Eastwood is really playing to his base here. The three boys bond in Catholic high school. They ooh and aah over guns and play in the woods with toy semi-automatic rifles, but constantly run afoul of pudgy hall-pass teachers, principals, and coaches who don’t like their ornery independence. For no apparent reason except a few trips to the principal’s office, the government takes Skarlatos away from his loving single mom (Jenna Fischer) and gives the boy to a faceless dad. Years later, Stone — who was overweight — gets himself in tip-top shape on a dare from Sadler, but turns out to be a square peg in the Air Force’s round hole. When an active-shooter alarm sounds, he refuses his instructor’s order to hide under his desk and stands beside the classroom door, waiting to plunge a ballpoint pen into any invader.

Fortunately, Stone’s faith is individualist — and mighty. He prays fervently and often tells his friends that God has a purpose for him, that he will soon be not just called on but “catapulted” into something momentous. It’s a credit to Stone that he holds the screen even with all of his terrible lines. He has real weight. Skarlatos isn’t as fortunate and is also confined to perfunctory scenes in which he travels to Germany to visit the haunts of his grandfather, who once served there. Sadler isn’t in any branch of the armed forces and is shown sitting on a college-dorm bed pretending, unconvincingly, to be a student.

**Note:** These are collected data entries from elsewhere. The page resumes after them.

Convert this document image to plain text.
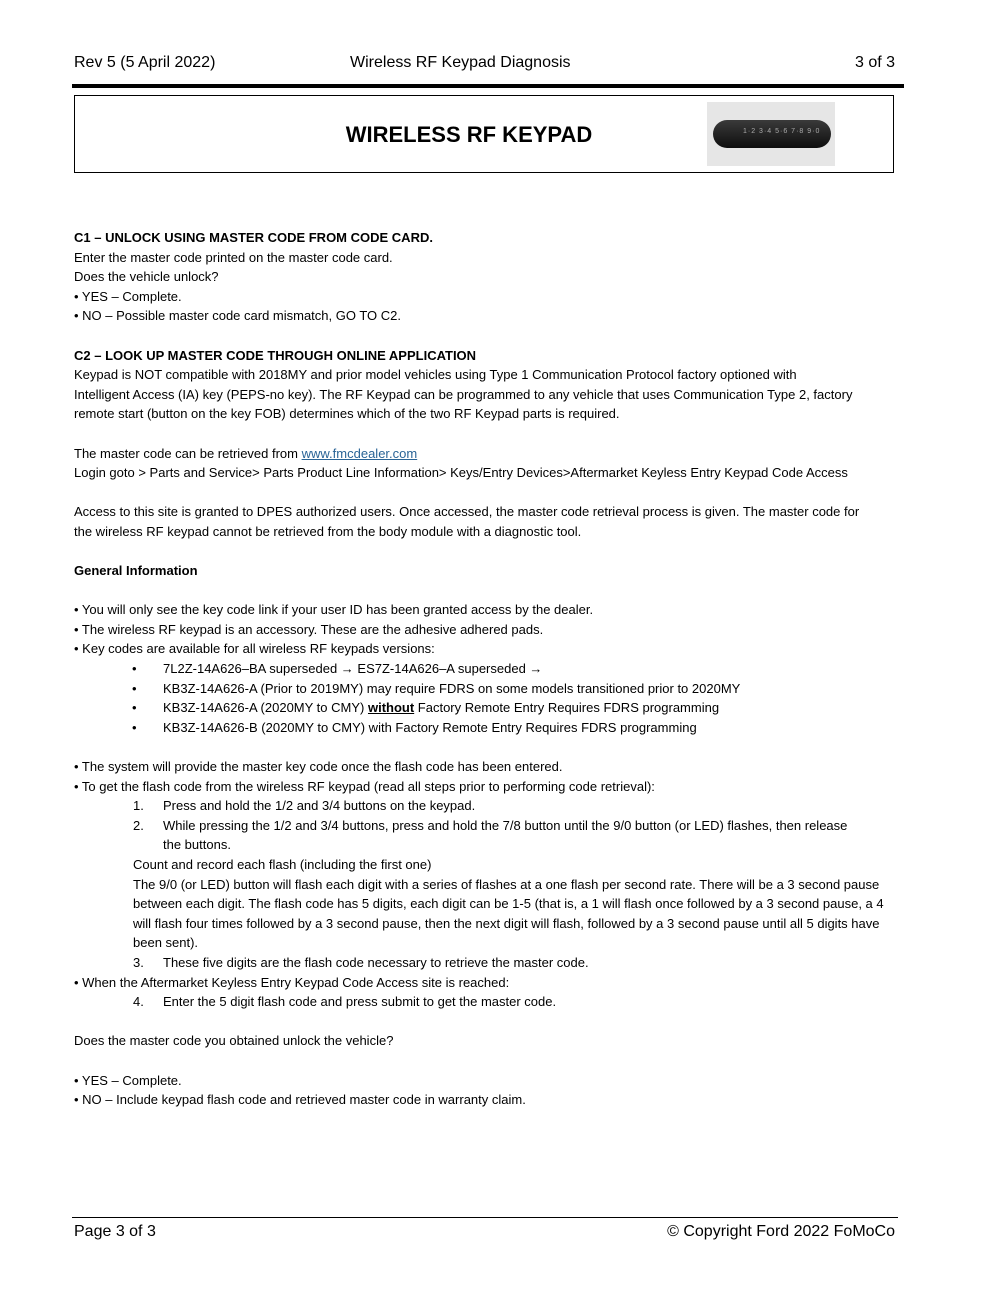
Rev 5 (5 April 2022)	Wireless RF Keypad Diagnosis	3 of 3
WIRELESS RF KEYPAD	1·2 3·4 5·6 7·8 9·0

C1 – UNLOCK USING MASTER CODE FROM CODE CARD.

Enter the master code printed on the master code card.

Does the vehicle unlock?

• YES – Complete.

• NO – Possible master code card mismatch, GO TO C2.

C2 – LOOK UP MASTER CODE THROUGH ONLINE APPLICATION

Keypad is NOT compatible with 2018MY and prior model vehicles using Type 1 Communication Protocol factory optioned with

Intelligent Access (IA) key (PEPS-no key). The RF Keypad can be programmed to any vehicle that uses Communication Type 2, factory

remote start (button on the key FOB) determines which of the two RF Keypad parts is required.

The master code can be retrieved from www.fmcdealer.com

Login goto > Parts and Service> Parts Product Line Information> Keys/Entry Devices>Aftermarket Keyless Entry Keypad Code Access

Access to this site is granted to DPES authorized users. Once accessed, the master code retrieval process is given. The master code for

the wireless RF keypad cannot be retrieved from the body module with a diagnostic tool.

General Information

• You will only see the key code link if your user ID has been granted access by the dealer.

• The wireless RF keypad is an accessory. These are the adhesive adhered pads.

• Key codes are available for all wireless RF keypads versions:

• 7L2Z-14A626–BA superseded → ES7Z-14A626–A superseded →

• KB3Z-14A626-A (Prior to 2019MY) may require FDRS on some models transitioned prior to 2020MY

• KB3Z-14A626-A (2020MY to CMY) without Factory Remote Entry Requires FDRS programming

• KB3Z-14A626-B (2020MY to CMY) with Factory Remote Entry Requires FDRS programming

• The system will provide the master key code once the flash code has been entered.

• To get the flash code from the wireless RF keypad (read all steps prior to performing code retrieval):

1. Press and hold the 1/2 and 3/4 buttons on the keypad.

2. While pressing the 1/2 and 3/4 buttons, press and hold the 7/8 button until the 9/0 button (or LED) flashes, then release

the buttons.

Count and record each flash (including the first one)

The 9/0 (or LED) button will flash each digit with a series of flashes at a one flash per second rate. There will be a 3 second pause between each digit. The flash code has 5 digits, each digit can be 1-5 (that is, a 1 will flash once followed by a 3 second pause, a 4 will flash four times followed by a 3 second pause, then the next digit will flash, followed by a 3 second pause until all 5 digits have been sent).

3. These five digits are the flash code necessary to retrieve the master code.

• When the Aftermarket Keyless Entry Keypad Code Access site is reached:

4. Enter the 5 digit flash code and press submit to get the master code.

Does the master code you obtained unlock the vehicle?

• YES – Complete.

• NO – Include keypad flash code and retrieved master code in warranty claim.

Page 3 of 3	© Copyright Ford 2022 FoMoCo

Much of The 15:17 to Paris turns out a travelogue, with lovely, postcard-worthy shots of the heroes in Rome and Venice. They drink and have an eye for women (Eastwood actually stoops to an up-skirt shot of a hostel receptionist), but they’re otherwise squeaky-clean — clean-cut American boys agog at the sights. But even at the movie’s slackest (and it gets very slack), you can discern Eastwood’s intent. These Americans abroad might seem insignificant against a backdrop of Western European history and culture. But they’ll prove to be all that stands between that civilization and dark forces of evil in dark sneakers from the dark East.

In the train sequence, the film’s rickety construction comes together, and all my cavils fall away. There’s no music — just screams, shots, and the sounds of flesh being stabbed and pummeled. Badly wounded himself, his thumb nearly severed, Stone manages to stop a passenger shot in the neck from bleeding out, and Eastwood brings the camera close to show how precarious the man’s life is. Skarlatos moves through the cars with the terrorist’s gun — frightening the passengers but making sure there’s no one else aboard who poses a threat. We’re meant to think, If not them, who? — and I could talk your ear off about Eastwood’s ahistorical filmmaking, but in this case, he has a real story.

The final sequence of The 15:17 to Paris uses shots of the actual French Legion of Honor presentation. I’m sure I wasn’t alone in thinking I ought to stand up.